As a new Heisman winner is crowned, Manziel happy to share spotlight

Sunday December 15th, 2013

After winning the Heisman as a freshman, Johnny Manziel learned to deal with the 24-hour scrutiny.
Kelly Kline/Getty Images for The Heisman

NEW YORK -- The crowd went three deep around Jameis Winston's table during a brief interview session with the finalists before Saturday's Heisman Trophy announcement. For most of the period, good seats remained available at Johnny Manziel's table.

Remember Manziel? Plays quarterback for Texas A&M? Won the Heisman Trophy last year? Has a catchy nickname? Big Drake fan? Five months ago, ESPN delivered wall-to-wall coverage of Manziel oversleeping and getting bounced from the Manning Passing Academy.

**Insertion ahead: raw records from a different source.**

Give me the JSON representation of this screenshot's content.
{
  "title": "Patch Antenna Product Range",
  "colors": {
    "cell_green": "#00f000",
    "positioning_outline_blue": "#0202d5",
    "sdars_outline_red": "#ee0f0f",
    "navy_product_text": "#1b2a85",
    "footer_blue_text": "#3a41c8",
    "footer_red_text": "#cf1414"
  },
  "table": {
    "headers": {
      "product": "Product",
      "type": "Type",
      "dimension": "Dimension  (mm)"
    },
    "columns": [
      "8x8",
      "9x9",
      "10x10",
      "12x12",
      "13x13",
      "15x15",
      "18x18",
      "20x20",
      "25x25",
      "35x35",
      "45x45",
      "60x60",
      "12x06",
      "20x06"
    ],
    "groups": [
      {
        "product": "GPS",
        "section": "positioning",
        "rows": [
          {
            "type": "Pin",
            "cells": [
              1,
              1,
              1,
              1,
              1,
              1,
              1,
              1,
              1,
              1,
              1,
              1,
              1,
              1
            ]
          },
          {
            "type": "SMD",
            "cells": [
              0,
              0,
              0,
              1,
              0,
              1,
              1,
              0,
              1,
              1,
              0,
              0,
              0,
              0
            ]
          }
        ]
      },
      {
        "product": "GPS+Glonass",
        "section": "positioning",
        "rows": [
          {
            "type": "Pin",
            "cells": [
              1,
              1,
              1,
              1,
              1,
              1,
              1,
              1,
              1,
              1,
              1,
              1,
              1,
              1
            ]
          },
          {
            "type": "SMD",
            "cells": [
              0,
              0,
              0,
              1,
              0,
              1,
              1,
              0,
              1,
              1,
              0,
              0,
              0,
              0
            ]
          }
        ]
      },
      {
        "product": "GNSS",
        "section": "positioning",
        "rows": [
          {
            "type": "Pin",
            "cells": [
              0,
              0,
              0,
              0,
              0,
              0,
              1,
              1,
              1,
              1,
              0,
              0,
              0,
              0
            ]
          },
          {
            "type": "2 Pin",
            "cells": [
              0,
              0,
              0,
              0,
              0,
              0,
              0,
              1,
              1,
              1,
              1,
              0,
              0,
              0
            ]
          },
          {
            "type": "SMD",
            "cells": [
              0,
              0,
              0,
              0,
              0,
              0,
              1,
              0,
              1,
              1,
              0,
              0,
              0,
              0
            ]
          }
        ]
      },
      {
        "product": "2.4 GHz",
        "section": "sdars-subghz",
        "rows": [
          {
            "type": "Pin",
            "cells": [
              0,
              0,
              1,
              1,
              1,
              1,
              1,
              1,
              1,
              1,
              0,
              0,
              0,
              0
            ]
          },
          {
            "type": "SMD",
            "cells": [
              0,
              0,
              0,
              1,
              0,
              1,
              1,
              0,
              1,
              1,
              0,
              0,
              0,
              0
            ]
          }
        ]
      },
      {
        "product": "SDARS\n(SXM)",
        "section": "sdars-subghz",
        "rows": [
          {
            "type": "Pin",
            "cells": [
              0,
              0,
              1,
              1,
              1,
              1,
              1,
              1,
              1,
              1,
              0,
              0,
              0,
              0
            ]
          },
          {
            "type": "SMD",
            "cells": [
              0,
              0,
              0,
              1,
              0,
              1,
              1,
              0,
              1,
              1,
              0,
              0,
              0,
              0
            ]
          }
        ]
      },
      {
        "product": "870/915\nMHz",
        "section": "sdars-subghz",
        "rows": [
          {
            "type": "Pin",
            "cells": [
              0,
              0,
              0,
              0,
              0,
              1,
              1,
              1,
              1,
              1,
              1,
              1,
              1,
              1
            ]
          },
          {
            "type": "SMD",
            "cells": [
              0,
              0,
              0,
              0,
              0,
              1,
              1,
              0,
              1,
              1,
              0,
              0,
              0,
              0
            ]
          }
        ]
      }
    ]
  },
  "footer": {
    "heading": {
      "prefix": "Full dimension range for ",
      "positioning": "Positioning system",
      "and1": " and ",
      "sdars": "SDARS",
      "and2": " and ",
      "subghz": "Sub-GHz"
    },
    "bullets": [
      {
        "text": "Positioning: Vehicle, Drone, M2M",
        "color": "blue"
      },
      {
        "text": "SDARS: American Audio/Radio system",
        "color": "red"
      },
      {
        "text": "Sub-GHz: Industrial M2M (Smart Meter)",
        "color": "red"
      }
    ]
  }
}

Saturday, Manziel was a sharply dressed observer as Florida State's Winston -- the recent subject of far more unpleasant wall-to-wall coverage -- became the second redshirt freshman to hoist the Heisman. The first redshirt freshman winner? He was just happy to be there.

In interviews on Friday and Saturday, Manziel seemed at peace with the way his college career unfolded. The intense fascination that began in October 2012 lasted all of 11 months. Then we were on to the next thing. This past July, Manziel seemed almost angry at times that his old life had been taken away by fame. But after the lights stopped burning so hot following Texas A&M's loss to Alabama on Sept. 14, Manziel had a chance to relax and to reflect on the way he was slung into stardom. This weekend, he tried to pass along some advice to Winston. The newest Heisman winner is in the midst of that same ride, but he already dealt with a much more serious circumstance than Manziel ever did. Winston was accused of rape by a fellow student, and though he was not charged, he has had to defend his name and character in ways Manziel never did. Still, if anyone can offer advice on handling the star-making machine and its propensity to chew up its own creations, it's Manziel.

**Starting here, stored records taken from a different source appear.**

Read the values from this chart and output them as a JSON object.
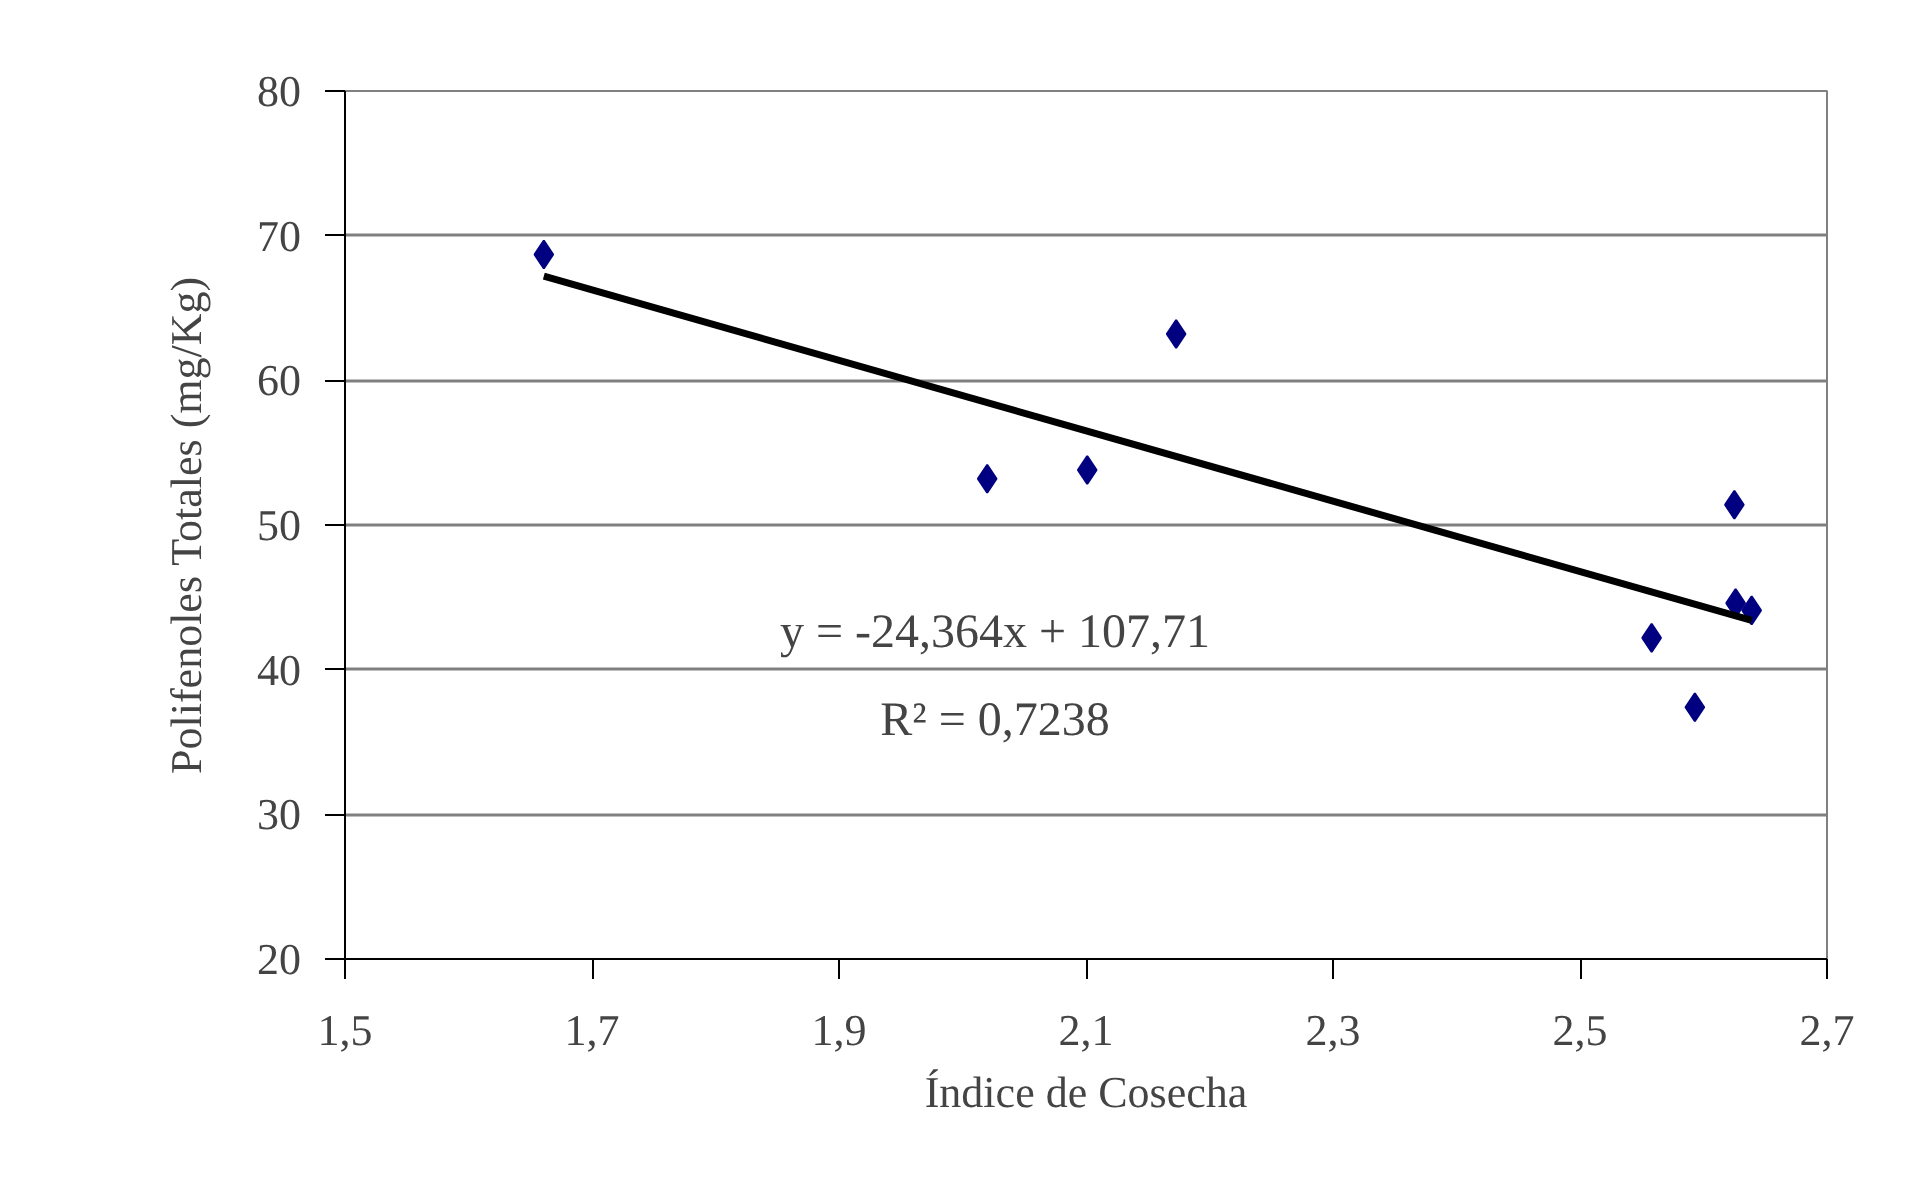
{
  "chart_data": {
    "type": "scatter",
    "xlabel": "Índice de Cosecha",
    "ylabel": "Polifenoles Totales (mg/Kg)",
    "series": [
      {
        "color": "#000080",
        "marker": "diamond",
        "x": [
          1.661,
          2.02,
          2.101,
          2.173,
          2.558,
          2.593,
          2.625,
          2.626,
          2.639
        ],
        "values": [
          68.7,
          53.2,
          53.8,
          63.2,
          42.2,
          37.4,
          51.4,
          44.6,
          44.1
        ]
      },
      {
        "type": "line",
        "color": "#000000",
        "marker": "none",
        "line_style": "solid",
        "x": [
          1.661,
          2.639
        ],
        "values": [
          67.2,
          43.4
        ]
      }
    ],
    "annotations": [
      "y = -24,364x + 107,71",
      "R² = 0,7238"
    ],
    "xlim": [
      1.5,
      2.7
    ],
    "ylim": [
      20,
      80
    ],
    "xticks": [
      {
        "value": 1.5,
        "label": "1,5"
      },
      {
        "value": 1.7,
        "label": "1,7"
      },
      {
        "value": 1.9,
        "label": "1,9"
      },
      {
        "value": 2.1,
        "label": "2,1"
      },
      {
        "value": 2.3,
        "label": "2,3"
      },
      {
        "value": 2.5,
        "label": "2,5"
      },
      {
        "value": 2.7,
        "label": "2,7"
      }
    ],
    "yticks": [
      20,
      30,
      40,
      50,
      60,
      70,
      80
    ],
    "grid": "y"
  }
}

"I had to go through some controversy. I had to go through some things," Manziel said. "To see him at such a young age be able to put his head down and focus on his teammates and where they are and where they're headed. I do give him a lot of credit for that. With all the scrutiny and everything that he's under, I feel like he's done a tremendous job of focusing on his team and his family and what matters most."

Manziel admits he didn't always handle fame well. "I wasn't prepared for it," he said. "I don't even know if you really can be." He put himself in the public eye when he didn't have to, and that only fueled the fascination with him. He signed a bunch of autographs, and while no one has offered proof that he took money in violation of NCAA rules, he probably was fortunate to only sit a half in the season opener against Rice. "There's a lot of scrutiny if you don't walk a fine line," Manziel said. "I was a little bit uncharacteristic, a little bit out of the box, and I caught some slack for it. But I figured it out a little as the year went on."

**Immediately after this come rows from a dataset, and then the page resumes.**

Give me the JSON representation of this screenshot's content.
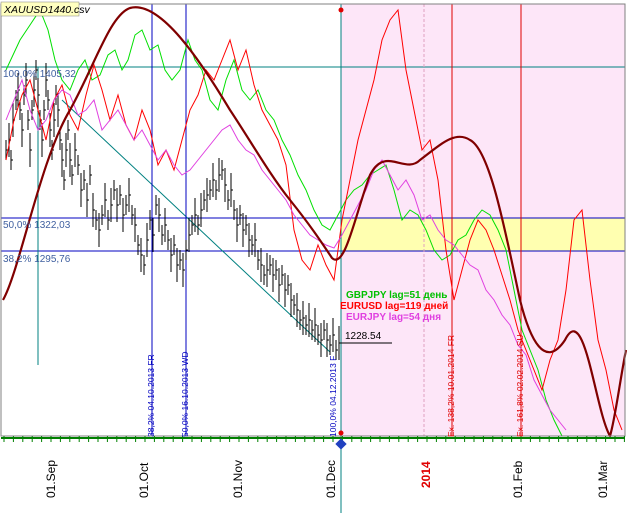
{
  "chart_data": {
    "type": "line",
    "title": "XAUUSD1440.csv",
    "colors": {
      "background": "#ffffff",
      "plot_border": "#808080",
      "bottom_strip": "#008000",
      "future_zone": "#fde6f8",
      "fib_band": "#ffffb0",
      "price_bars": "#000000",
      "cycle_line": "#800000",
      "gbpjpy": "#00e000",
      "eurusd": "#ff0000",
      "eurjpy": "#e040e0",
      "teal": "#008080",
      "blue": "#0000c0",
      "red": "#e00000"
    },
    "x_tick_labels": [
      "01.Sep",
      "01.Oct",
      "01.Nov",
      "01.Dec",
      "2014",
      "01.Feb",
      "01.Mar"
    ],
    "fib_levels": [
      {
        "label": "100,0% 1405,32",
        "value": 1405.32
      },
      {
        "label": "50,0% 1322,03",
        "value": 1322.03
      },
      {
        "label": "38,2% 1295,76",
        "value": 1295.76
      }
    ],
    "last_price_label": "1228.54",
    "vertical_markers": [
      {
        "label": "38,2% 04.10.2013 FR"
      },
      {
        "label": "50,0% 16.10.2013 WD"
      },
      {
        "label": "100,0% 04.12.2013 F"
      },
      {
        "label": "Ex. 138,2% 10.01.2014 FR"
      },
      {
        "label": "Ex. 161,8% 02.02.2014 SU"
      }
    ],
    "series": [
      {
        "name": "GBPJPY lag=51 день",
        "color": "#00e000"
      },
      {
        "name": "EURUSD lag=119 дней",
        "color": "#ff0000"
      },
      {
        "name": "EURJPY lag=54 дня",
        "color": "#e040e0"
      }
    ]
  }
}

Those who know Manziel well said that while he didn't completely shut down the party, he did step out of the spotlight. He also followed through on his offseason to pledge to become a better passer. Johnny Football dropped jaws in 2012 with his scrambling and improvisational skills. In '13, Manziel dropped dimes into the hands of his receivers. He raised his completion percentage from 68 percent to 69.1 percent. He raised his yards per attempt from 8.5 to 9.5. In 13 games last season, he threw 26 touchdown passes. After 12 this year, he has thrown 33 touchdown passes. That certainly impressed the player who will follow in Manziel's footsteps. "To me, he did a great job, because he's still living his life," Winston said. "And obviously, you can see on the football field that he got better. Now, no one can really say anything."

Manziel said he will make his NFL decision after the Aggies finish their season, but his words on Friday offered a strong hint that the Chick-fil-A Bowl against Duke will be his final college game. "I do feel like an old sophomore," Manziel said. "I feel like I've been in college forever, and I have two years of eligibility left."

Manziel will likely get another dose of the rock star treatment during the pre-draft process. He'll be an intriguing NFL prospect, and with that will come attention. But it won't come close to those few months when Manziel was the most famous and infamous player in America's second-most popular sport behind the NFL. Besides, Manziel now better understands how all this works, and he'll be prepared. "It's kind of a give and take," he said. "I didn't ever want to be a different person, but there are things that you have to adapt to and things that you have to get used to. This is how life is going to be, no matter how bad you want things to go back to how they were before and just live a normal life. Those days went out the window a long time ago."

The ever-accelerating cycle of fame has rendered difficult the appreciation of truly great performances. Hopefully, those who watched Manziel play -- saw him throw a miracle from his own end zone at Ole Miss, saw him break free from a sure sack to keep a drive alive against Alabama -- will realize they witnessed something special. Johnny Football is one of the most exciting people to set foot on a college football field, and we probably won't see another one like him for a very long time.

As Manziel prepares to embark on his next adventure, he left behind a little advice for the new generation of young stars who find themselves under bright lights. "Live it up," he said. "Enjoy it. Continue to be yourself, and don't let anybody change you."